For everything nanobot can do — chat channels (Telegram, Discord, Slack, …), MCP, skills, memory — see the upstream project: HKUDS/nanobot and its docs.
Logs live in the Render dashboard → your service → Logs. Start there for any failure.
- Deploy fails or the service won't go Live. The most common cause is a missing or mistyped
ANTHROPIC_API_KEY. Check it under the service's Environment tab, then trigger a redeploy. The logs also print[entrypoint] …lines showing how the container started. - Can't sign in to the WebUI. The token prompt expects the exact
NANOBOT_WEB_TOKENyou set on deploy — paste it verbatim (no surrounding spaces). If you've lost it, set a new value under Environment, redeploy, and sign in with the new one. - Chat connects but the agent doesn't respond. Usually an Anthropic-side issue — an invalid key or exhausted credit. The logs will show the provider error.

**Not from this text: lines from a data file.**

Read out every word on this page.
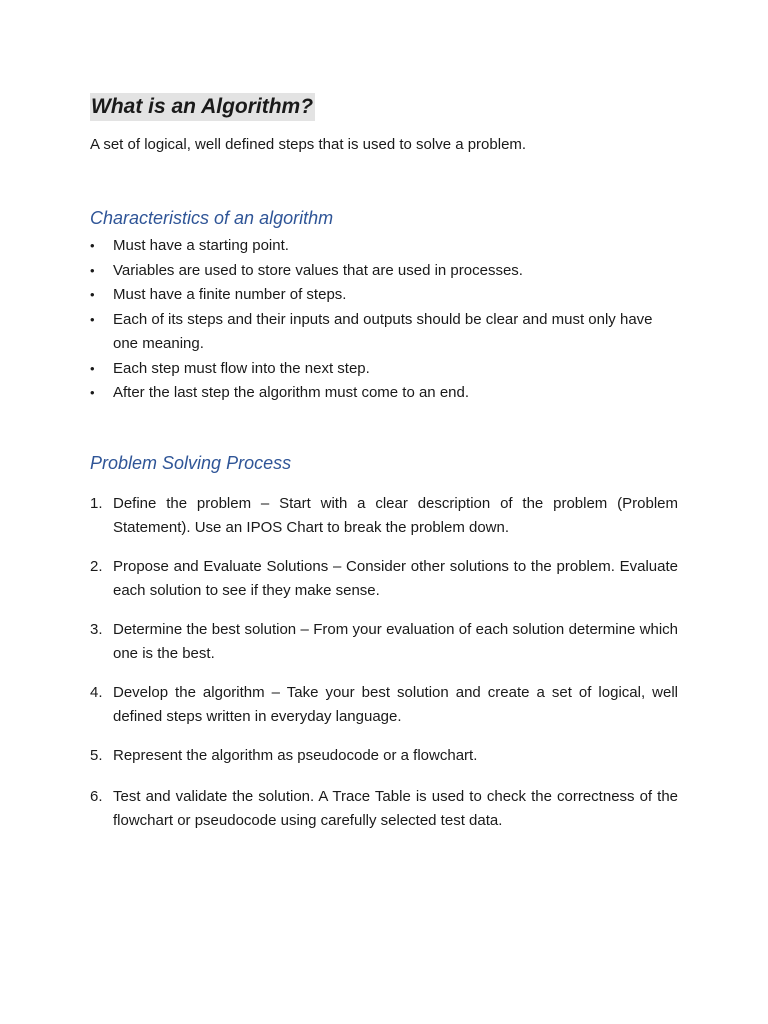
What is an Algorithm?
A set of logical, well defined steps that is used to solve a problem.
Characteristics of an algorithm
• Must have a starting point.
• Variables are used to store values that are used in processes.
• Must have a finite number of steps.
• Each of its steps and their inputs and outputs should be clear and must only have one meaning.
• Each step must flow into the next step.
• After the last step the algorithm must come to an end.
Problem Solving Process
1. Define the problem – Start with a clear description of the problem (Problem Statement). Use an IPOS Chart to break the problem down.
2. Propose and Evaluate Solutions – Consider other solutions to the problem. Evaluate each solution to see if they make sense.
3. Determine the best solution – From your evaluation of each solution determine which one is the best.
4. Develop the algorithm – Take your best solution and create a set of logical, well defined steps written in everyday language.
5. Represent the algorithm as pseudocode or a flowchart.
6. Test and validate the solution. A Trace Table is used to check the correctness of the flowchart or pseudocode using carefully selected test data.
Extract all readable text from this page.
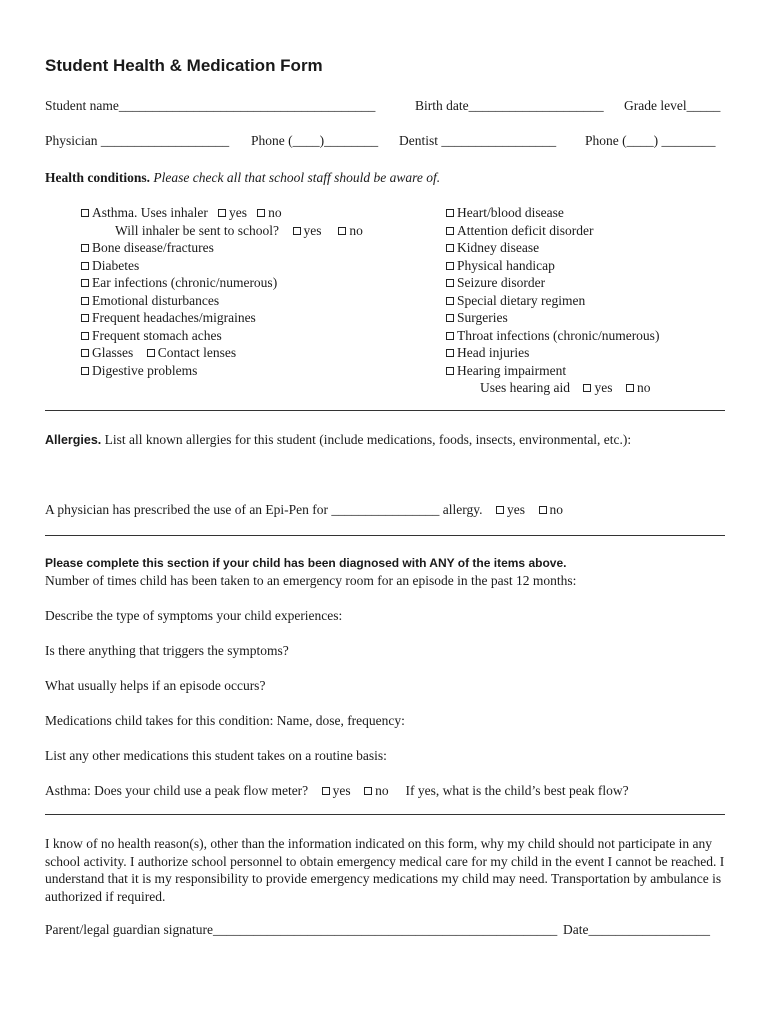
Student Health & Medication Form
Student name______________________________________	Birth date____________________ Grade level_____
Physician ___________________ Phone (____)________ Dentist _________________ Phone (____) ________
Health conditions. Please check all that school staff should be aware of.
Asthma. Uses inhaler yes no
Will inhaler be sent to school? yes no
Bone disease/fractures
Diabetes
Ear infections (chronic/numerous)
Emotional disturbances
Frequent headaches/migraines
Frequent stomach aches
Glasses Contact lenses
Digestive problems
Heart/blood disease
Attention deficit disorder
Kidney disease
Physical handicap
Seizure disorder
Special dietary regimen
Surgeries
Throat infections (chronic/numerous)
Head injuries
Hearing impairment
Uses hearing aid yes no
Allergies. List all known allergies for this student (include medications, foods, insects, environmental, etc.):
A physician has prescribed the use of an Epi-Pen for ________________ allergy. yes no
Please complete this section if your child has been diagnosed with ANY of the items above.
Number of times child has been taken to an emergency room for an episode in the past 12 months:
Describe the type of symptoms your child experiences:
Is there anything that triggers the symptoms?
What usually helps if an episode occurs?
Medications child takes for this condition: Name, dose, frequency:
List any other medications this student takes on a routine basis:
Asthma: Does your child use a peak flow meter? yes no If yes, what is the child’s best peak flow?
I know of no health reason(s), other than the information indicated on this form, why my child should not participate in any school activity. I authorize school personnel to obtain emergency medical care for my child in the event I cannot be reached. I understand that it is my responsibility to provide emergency medications my child may need. Transportation by ambulance is authorized if required.
Parent/legal guardian signature___________________________________________________ Date__________________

This repo is a fork of HKUDS/nanobot. To pull in new nanobot releases:
git remote add upstream https://github.com/HKUDS/nanobot.git # once
git fetch upstream
git merge upstream/main
git push # your forkRender auto-deploys the new commit. If you ever re-sync the Blueprint, confirm the service's Docker Command still routes through /usr/local/bin/entrypoint.sh — it's defined in render.yaml, so a clean sync preserves it.
Built on nanobot (MIT). This repo is a Render deploy template — see render.yaml.